Last season’s defensive shortcomings were well-documented, but the Chicago Blackhawks also struggled to put the puck in the net during the 2017-18 season. Any expectations of a rebound will likely require the team to score more than 229 goals, tied for the team’s lowest output since 2006-07.
The top scoring threat
Patrick Kane 82 GP, 27 G, 49 A, 51.59 CF% on 63.52 OZS%
Brandon Saad 82 GP, 18 G, 17 A, 56.7 CF% on 60.2 OZS%
Nick Schmaltz 78 GP, 21 G, 31 A, 51.9 CF% on 64.1 OZS%
Coach Joel Quenneville hinted at the possibility of this forward combination at the team’s fan convention in July and that appears to be the plan to open the season, based on practice this week. This might be the most dynamic offensive line Chicago can produce and seems to boast the talent that can carry a team through large chunks of the regular season. Saad’s always been a possession-driving player, even last season, when the results weren’t there in spite of the process still functioning properly. Kane and Schmaltz built a chemistry during their copious amounts of ice time together last season and should benefit from having the puck even more because of Saad’s abilities. The success or failure of this team will likely hinge on whatever this line can generate — for however long Quenneville keeps it together.
The other scoring threat (hopefully)
Alex DeBrincat 82 GP, 28 G, 24 A, 54.3 CF% on 58.9 OZS%
Dominik Kahun (w/ EHC Red Bull) 42 GP, 12 G, 29 A
Jonathan Toews 74 GP, 20 G, 32 A, 56.8 CF% on 57.3 OZS%
And if the above line falters at times, then this combination will need to pick up the slack — and it also has the potential to do so. DeBrincat is coming off of a breakout 28-goal performance during his rookie season. Toews, like Saad, had positive possession numbers across the board despite those analytics not resulting in goals and assists. He’s also looked a step quicker during his brief preseason time. Kahun is the real wild card here. The Czech native can certainly fly, as he showed during the preseason. The question is how well he can play with the puck at that high rate of speed and if the skills that worked so well in Europe can translate to the NHL. If they do, this line could dominate. If not ... Quenneville will probably have it broken up by Halloween.
The defensive forward
Marcus Kruger (w/ Carolina) 48 GP, 1 G, 5 A, 54.0 CF% on 44.8 OZS%
A reminder: Kruger’s game is all about defense.
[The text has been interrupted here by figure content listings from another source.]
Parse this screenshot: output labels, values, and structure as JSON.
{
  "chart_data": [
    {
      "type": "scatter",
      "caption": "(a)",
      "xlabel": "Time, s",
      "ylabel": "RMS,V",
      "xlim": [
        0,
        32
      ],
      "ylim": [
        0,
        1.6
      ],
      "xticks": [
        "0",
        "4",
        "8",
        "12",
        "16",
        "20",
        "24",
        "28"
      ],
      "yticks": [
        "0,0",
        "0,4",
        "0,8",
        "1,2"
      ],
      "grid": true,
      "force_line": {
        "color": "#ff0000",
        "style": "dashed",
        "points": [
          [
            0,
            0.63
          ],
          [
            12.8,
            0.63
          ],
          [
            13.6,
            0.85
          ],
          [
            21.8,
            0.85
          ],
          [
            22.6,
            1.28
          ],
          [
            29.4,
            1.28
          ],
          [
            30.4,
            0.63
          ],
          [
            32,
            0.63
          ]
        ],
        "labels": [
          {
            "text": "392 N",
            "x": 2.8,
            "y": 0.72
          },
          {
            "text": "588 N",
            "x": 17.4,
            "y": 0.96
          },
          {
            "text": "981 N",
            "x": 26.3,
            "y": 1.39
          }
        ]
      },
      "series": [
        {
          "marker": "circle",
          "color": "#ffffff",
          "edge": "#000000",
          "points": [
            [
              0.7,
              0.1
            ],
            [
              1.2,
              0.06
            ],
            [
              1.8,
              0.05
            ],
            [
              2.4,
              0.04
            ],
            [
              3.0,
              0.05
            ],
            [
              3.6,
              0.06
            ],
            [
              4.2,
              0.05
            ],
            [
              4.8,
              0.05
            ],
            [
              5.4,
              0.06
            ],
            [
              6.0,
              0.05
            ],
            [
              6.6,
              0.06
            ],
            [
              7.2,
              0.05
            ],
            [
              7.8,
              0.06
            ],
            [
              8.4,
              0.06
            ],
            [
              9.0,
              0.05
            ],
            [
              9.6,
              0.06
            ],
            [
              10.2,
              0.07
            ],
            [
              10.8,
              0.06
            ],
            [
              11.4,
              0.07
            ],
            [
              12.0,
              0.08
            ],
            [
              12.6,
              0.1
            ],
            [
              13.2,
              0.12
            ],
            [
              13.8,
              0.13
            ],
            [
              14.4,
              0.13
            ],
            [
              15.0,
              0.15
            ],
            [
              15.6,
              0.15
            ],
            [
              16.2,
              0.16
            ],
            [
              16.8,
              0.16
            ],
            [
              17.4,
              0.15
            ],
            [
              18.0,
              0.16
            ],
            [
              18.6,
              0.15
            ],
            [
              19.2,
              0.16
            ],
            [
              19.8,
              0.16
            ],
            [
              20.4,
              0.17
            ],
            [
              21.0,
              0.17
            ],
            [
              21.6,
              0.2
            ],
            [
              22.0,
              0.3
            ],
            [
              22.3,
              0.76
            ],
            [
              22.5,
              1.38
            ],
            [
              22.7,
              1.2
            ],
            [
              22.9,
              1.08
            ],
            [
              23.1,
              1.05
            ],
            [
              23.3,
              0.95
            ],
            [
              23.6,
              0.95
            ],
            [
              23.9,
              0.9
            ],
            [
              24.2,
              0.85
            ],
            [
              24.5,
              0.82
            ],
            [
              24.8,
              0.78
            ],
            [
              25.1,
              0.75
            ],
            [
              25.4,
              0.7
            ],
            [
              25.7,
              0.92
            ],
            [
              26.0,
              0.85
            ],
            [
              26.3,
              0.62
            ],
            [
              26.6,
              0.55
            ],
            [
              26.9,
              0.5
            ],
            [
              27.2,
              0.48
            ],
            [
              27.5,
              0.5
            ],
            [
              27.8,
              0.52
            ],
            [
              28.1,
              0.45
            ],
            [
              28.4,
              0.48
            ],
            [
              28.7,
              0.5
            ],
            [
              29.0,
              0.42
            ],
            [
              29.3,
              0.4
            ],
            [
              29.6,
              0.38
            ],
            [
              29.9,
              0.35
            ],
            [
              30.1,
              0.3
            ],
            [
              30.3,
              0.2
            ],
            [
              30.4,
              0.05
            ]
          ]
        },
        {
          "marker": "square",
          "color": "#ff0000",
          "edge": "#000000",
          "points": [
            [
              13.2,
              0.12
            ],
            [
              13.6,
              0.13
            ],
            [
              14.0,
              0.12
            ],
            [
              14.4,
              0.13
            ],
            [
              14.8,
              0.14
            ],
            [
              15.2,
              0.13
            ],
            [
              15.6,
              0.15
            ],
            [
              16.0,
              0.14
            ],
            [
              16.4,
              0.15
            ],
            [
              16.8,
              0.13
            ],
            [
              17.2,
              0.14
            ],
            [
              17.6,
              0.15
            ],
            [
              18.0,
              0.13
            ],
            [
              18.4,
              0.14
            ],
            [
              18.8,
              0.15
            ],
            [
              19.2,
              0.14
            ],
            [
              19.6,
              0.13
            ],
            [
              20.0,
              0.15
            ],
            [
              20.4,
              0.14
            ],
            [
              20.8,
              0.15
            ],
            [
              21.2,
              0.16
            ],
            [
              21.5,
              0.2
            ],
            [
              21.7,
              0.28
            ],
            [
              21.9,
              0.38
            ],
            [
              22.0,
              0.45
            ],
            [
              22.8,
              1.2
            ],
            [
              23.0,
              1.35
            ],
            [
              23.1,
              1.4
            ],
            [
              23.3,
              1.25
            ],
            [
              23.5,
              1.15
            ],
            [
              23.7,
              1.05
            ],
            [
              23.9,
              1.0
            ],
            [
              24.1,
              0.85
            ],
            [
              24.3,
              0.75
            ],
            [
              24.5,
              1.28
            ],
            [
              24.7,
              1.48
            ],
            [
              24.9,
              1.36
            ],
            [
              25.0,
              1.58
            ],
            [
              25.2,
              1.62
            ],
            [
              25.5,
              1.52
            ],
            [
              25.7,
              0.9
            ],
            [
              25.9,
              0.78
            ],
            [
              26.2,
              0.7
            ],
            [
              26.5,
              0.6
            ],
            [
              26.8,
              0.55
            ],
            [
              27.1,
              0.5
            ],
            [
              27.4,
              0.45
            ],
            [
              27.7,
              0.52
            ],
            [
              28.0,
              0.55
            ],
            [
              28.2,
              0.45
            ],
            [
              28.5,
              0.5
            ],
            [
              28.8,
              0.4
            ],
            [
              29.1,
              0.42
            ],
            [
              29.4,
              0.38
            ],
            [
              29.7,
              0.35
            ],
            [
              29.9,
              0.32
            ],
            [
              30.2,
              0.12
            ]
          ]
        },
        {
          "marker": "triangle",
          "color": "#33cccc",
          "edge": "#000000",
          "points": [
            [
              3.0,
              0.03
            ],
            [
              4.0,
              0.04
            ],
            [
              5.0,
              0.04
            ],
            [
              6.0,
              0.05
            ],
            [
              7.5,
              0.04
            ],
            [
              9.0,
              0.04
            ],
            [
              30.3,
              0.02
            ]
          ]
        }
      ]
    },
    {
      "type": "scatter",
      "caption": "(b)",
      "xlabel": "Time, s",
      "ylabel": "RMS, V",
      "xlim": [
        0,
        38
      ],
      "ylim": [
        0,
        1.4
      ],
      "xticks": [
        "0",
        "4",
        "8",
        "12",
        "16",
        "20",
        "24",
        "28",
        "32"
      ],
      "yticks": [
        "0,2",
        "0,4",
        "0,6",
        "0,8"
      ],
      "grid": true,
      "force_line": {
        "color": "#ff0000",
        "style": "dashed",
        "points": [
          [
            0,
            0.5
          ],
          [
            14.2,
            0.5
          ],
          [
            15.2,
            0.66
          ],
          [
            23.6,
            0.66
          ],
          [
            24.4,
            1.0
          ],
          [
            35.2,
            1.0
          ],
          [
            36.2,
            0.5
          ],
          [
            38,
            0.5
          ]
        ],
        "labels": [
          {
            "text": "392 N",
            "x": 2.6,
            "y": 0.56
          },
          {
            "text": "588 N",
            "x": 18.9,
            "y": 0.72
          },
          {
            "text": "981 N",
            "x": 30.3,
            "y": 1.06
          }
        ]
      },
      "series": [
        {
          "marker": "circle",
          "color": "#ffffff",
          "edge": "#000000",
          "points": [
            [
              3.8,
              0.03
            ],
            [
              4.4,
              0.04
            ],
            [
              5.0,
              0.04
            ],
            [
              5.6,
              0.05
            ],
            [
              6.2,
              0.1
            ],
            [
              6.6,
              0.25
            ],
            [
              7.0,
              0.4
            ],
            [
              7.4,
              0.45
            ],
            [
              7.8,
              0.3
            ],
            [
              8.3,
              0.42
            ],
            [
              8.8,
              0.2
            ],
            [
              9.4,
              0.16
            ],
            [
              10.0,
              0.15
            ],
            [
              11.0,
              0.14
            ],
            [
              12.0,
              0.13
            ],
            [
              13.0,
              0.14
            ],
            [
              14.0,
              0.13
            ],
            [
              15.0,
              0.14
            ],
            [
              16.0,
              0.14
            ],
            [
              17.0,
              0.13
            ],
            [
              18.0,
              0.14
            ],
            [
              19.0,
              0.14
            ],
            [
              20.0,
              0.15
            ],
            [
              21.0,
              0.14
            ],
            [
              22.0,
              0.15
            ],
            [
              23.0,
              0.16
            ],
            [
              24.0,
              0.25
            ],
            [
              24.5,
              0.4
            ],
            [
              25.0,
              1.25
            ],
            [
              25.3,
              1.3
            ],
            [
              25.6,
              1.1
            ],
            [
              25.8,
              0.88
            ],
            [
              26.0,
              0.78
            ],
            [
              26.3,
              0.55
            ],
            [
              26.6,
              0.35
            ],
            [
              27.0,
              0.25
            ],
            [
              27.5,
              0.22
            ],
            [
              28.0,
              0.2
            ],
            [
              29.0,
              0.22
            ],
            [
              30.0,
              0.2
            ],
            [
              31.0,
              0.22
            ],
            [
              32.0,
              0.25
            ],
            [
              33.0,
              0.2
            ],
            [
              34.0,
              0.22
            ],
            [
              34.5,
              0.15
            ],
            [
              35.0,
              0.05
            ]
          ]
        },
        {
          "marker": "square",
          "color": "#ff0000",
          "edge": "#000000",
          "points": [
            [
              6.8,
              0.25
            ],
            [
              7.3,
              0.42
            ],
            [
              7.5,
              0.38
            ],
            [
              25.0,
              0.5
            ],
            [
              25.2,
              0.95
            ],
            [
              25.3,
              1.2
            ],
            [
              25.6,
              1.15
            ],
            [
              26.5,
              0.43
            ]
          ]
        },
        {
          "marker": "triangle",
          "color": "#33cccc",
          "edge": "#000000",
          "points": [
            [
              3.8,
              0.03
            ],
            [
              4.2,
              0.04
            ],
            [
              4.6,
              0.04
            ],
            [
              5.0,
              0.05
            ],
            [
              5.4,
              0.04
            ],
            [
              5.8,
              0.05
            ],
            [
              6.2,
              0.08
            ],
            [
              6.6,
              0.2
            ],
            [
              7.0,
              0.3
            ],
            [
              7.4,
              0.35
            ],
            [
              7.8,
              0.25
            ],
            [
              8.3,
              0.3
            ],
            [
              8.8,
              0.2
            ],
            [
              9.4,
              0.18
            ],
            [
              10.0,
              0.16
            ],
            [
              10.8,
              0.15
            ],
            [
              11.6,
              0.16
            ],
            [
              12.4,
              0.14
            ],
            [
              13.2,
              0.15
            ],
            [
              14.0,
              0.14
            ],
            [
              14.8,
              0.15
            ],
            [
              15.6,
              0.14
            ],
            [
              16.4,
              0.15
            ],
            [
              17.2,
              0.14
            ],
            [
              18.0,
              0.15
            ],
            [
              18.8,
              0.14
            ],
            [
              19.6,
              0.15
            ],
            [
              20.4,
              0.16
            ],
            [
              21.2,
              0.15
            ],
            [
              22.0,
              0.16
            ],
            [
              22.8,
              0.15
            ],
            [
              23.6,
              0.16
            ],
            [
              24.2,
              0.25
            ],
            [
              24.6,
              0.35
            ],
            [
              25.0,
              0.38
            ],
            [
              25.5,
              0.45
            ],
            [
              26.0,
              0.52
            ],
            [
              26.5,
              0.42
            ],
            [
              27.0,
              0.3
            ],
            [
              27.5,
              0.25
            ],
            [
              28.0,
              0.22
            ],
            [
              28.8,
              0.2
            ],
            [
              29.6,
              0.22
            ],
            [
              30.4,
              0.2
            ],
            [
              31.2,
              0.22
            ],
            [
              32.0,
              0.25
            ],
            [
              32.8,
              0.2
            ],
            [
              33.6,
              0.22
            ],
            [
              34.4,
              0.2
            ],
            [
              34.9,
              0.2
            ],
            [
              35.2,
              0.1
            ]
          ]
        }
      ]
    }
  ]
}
Kruger’s offensive output usually hovered in the high teens or low-20s during his time in Chicago, but just about any offensive contributions he makes are bonus points. After a strange season in Carolina, Kruger will likely return to his typical Blackhawks role: handling a high percentage of defensive zone faceoffs while facing the opposing team’s top scoring threat. He handled it admirably during his first stint with Chicago, and his ability to do it again could help alleviate the offensive burden off of other centers — Toews, most prominently.
Artem Anisimov 72 GP, 20 G, 11 A, 49.9 CF% on 52.8 OZS%
John Hayden 47 GP 4 G, 9 A, 47.69 CF% on 44.37 OZS%
Luke Johnson (w/ Rockford) 73 GP, 13 G, 17 A
David Kampf 46 GP, 4 G, 7 A, 51.6 CF% on 46.0 OZS%
Chris Kunitz 82 GP, 13 G, 16 A, 50.2 CF% on 46.8 OZS%
Andreas Martinsen 9 GP, 1 G, 0 A, 53.2 CF% on 29.46 OZS%
Chicago’s depth forwards could leave a lot to be desired this season. In a league that keeps getting faster, this list isn’t teeming with players who are fleet of foot (or skate, I guess). Two of the above players will get to join Kruger on a defense-first line, while the other three will form the other line to round out Chicago’s lineup. As of Wednesday’s morning practice, that third line was Kunitz-Anisimov-Kampf, which is ... something. Johnson’s presence at the NHL level is the surprise of training camp, and he should thrive in a bottom-six role. But there’s little to no offensive punch out of this group, which is why the Blackhawks will likely be relying heavily on their top two lines for points.